Summer is here, and that means your kids are likely excited to start playing their favorite sport with the local team, if they haven’t already started practices. Unfortunately, kids’ sports are growing increasingly expensive, with many families stretching their already tight budgets to accommodate these hobbies. When nearly 80% of Americans are struggling with debt, youth sports can seem like a luxury not worth the money. However, that doesn’t mean your kids will have to go without seeing their teammates this summer; here are a few ways you can make your kid’s favorite pastime more affordable.
Borrow Or Buy Used Equipment
Buying all new equipment for your kids every season, especially since they’ll be quickly growing out of it, can be incredibly costly. However, going without protective gear isn’t a safe option either. The AAPD notes that 10 to 39% of dental injuries in children are caused by sports, particularly chipped and broken teeth. For larger items like helmets, knee pads, and other items that can be easily washed and cleaned, look to borrow or purchase lightly used equipment, possibly from older team members. You’ll save money while still keeping your kids safe.
Take Care Of Health Concerns
If your kid is expressing concerns about a sore muscle or aching joint after a team practice, don’t put it off. While it might seem more expensive to get the issue addressed now if it isn’t serious, there’s a chance that your child is injured and could need treatment. Untreated injuries due to repetitive motion are common in childhood sports, but usually can be addressed fairly affordably with the right types of treatment. 55% of doctors recommend massage therapy to patients, particularly when it comes to repetitive motion issues. Leaving injuries unaddressed now could turn into painful and serious issues later, so it’s best to tackle the issues earlier rather than later.
Some teams pull players from a wider area than others, and this can change how far you’ll end up needing to travel to make it to practices, games, tournaments, and other events. Try to stay as local as possible when searching for teams for your kid to join. You’ll end up saving on travel costs, particularly if larger teams often participate in more large-scale tournaments and competitions. Of course, this won’t be an option for every sport; some hobbies are only available in certain areas, meaning depending on where you live, you might get stuck traveling a bit for your child’s hobby. If you do have to travel, see if car pools are an option.

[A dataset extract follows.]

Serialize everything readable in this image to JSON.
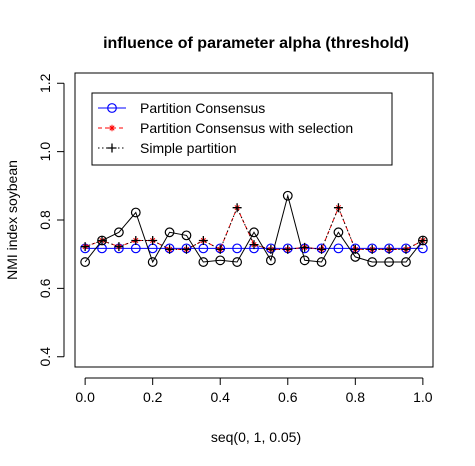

Is the only team available for your kid a bit too expensive or far away to make it work? Get involved in your child’s hobby so they don’t have to give up on the sport that they love. Some sports that kids enjoy are a great workout for adults as well. Playing tennis for fun can burn around 169 calories in 30 minutes for a woman, and 208 calories in 30 minutes for an average man. Find some affordable basic equipment pieces to keep at home, and help your child practice when they need to get up and moving.
Youth sports have become increasingly expensive in recent years, but that doesn’t mean your child can’t get involved. By finding ways to cut down on costs and make their favorite hobby more affordable, you’ll be able to encourage your kid’s fun and physical interests without breaking the bank.